1 | initial version |
Ok lets take the time to answer some of your questions. As mentioned before by @GilLevi, always try out the available models first before going into training your own detector model. It will take time and parameter tuning to reach an effective model.
1) How much time does it take to train a classifier using LBP for detecting cars?
I trained an LBP model in a couple of hours, resulting in a 20 stage classifier with poorer performance. In order to increase the performance you can use hard negative mining and retraining using those negatives to reach better results.
However it all depends on the situation where you want to detect cars. Is it aerial like in the topic mentioned, then you need to train your own model. Is it sideways? Then you can use prebuilt models that are already available in openCV.
2) What was the ratio of positive and negative images?
As far as I understand the training of object models, it depends on the variance in the data. If you cannot isolate the important training data that will form the decision border of your classifier, then a ratio of 1.000 positives and 10.000 negatives will get you quite far. If you however use just a plain set without prior knowledge, getting a decent classifier could lead you to data amounts of 10.000 positives and 100.000 negatives.
3) Which dataset did you use to train your LBP classifier? 6) Is it possible to share the classifier?
A private dataset of a company I am working together with.
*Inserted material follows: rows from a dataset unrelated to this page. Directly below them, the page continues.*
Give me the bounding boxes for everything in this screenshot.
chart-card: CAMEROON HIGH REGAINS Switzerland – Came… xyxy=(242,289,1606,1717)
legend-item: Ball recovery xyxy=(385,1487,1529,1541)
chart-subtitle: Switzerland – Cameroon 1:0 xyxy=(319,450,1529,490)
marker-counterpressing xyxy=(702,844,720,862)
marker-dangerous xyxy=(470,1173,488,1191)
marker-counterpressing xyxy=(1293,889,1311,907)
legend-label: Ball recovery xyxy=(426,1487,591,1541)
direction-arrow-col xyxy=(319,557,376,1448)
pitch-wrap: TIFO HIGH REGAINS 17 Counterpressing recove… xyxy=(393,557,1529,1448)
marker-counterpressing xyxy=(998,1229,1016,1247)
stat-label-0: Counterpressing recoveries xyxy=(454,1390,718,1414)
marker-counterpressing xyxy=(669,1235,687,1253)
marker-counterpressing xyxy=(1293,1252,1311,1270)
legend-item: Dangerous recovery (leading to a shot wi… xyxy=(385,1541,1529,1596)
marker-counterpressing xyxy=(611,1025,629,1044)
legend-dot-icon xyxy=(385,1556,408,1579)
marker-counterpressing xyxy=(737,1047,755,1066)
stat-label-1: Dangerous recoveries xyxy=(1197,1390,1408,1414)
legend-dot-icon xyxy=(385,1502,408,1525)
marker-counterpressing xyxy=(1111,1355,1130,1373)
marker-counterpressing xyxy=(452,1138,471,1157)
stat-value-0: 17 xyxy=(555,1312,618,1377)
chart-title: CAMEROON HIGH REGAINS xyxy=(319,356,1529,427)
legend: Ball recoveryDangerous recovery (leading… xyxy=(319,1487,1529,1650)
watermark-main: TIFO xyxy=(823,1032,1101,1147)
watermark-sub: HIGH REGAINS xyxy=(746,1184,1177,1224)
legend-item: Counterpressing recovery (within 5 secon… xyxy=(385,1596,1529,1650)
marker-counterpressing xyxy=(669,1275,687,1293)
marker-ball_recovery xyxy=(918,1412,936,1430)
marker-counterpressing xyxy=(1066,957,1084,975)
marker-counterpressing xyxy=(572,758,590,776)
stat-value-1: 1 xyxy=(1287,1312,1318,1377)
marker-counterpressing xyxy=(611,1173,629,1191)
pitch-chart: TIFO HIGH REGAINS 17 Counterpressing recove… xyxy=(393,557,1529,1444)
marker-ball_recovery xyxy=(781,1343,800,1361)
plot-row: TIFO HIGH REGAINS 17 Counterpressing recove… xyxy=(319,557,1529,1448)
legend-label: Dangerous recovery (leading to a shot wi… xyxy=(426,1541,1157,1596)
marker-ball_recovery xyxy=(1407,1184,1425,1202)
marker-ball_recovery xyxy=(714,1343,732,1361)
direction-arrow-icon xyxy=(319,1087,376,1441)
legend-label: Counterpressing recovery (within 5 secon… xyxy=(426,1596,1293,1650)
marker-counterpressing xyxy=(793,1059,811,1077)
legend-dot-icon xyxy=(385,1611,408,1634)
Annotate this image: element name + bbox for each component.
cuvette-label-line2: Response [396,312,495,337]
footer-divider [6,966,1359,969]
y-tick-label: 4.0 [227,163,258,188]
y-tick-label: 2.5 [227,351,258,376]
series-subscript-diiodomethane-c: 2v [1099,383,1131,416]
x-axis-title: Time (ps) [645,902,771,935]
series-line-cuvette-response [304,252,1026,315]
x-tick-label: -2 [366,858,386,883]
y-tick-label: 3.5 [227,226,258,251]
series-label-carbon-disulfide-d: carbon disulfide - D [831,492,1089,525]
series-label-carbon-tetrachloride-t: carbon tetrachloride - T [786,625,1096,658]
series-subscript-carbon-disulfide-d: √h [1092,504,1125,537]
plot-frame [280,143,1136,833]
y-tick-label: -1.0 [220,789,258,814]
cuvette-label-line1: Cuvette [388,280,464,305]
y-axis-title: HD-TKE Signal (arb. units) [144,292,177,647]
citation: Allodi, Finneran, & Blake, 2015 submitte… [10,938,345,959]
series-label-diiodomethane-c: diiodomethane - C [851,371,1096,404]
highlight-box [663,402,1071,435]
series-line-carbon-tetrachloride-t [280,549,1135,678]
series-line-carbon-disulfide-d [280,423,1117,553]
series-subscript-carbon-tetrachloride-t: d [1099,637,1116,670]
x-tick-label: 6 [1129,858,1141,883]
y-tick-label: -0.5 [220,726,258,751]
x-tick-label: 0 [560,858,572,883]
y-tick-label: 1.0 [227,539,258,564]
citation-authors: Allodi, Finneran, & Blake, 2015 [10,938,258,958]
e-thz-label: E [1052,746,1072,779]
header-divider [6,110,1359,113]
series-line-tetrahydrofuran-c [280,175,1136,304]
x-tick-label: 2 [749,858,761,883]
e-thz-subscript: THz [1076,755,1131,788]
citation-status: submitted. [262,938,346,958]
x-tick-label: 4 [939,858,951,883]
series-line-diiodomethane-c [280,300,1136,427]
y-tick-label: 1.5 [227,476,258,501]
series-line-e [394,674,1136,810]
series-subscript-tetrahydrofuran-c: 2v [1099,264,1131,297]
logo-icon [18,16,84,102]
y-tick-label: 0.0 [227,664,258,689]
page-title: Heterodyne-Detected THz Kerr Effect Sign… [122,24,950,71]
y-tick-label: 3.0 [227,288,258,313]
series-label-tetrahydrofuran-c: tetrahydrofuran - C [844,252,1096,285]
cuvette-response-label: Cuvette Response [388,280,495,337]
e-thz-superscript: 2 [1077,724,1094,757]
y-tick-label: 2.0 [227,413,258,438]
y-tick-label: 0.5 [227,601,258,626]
Due to this and the NDA I have signed I cannot share any data nor the trained model.
4) How long does it take to train the classifier?
It took me about 2-3 days to train a decent basic classifier adjusting parameters and performing hard negative mining.
5) Were you able to make a comparison of HaarCascade Classifier and LBP?
Yes. I always start training using LBP. If your context of the application is less complex, several hunderd of training images can result in a very nice detector in only a couple of hours. Compared to that the HAAR training takes up to a week and longer for the same result. It depends on many things, including the current implementation which is far from optimal.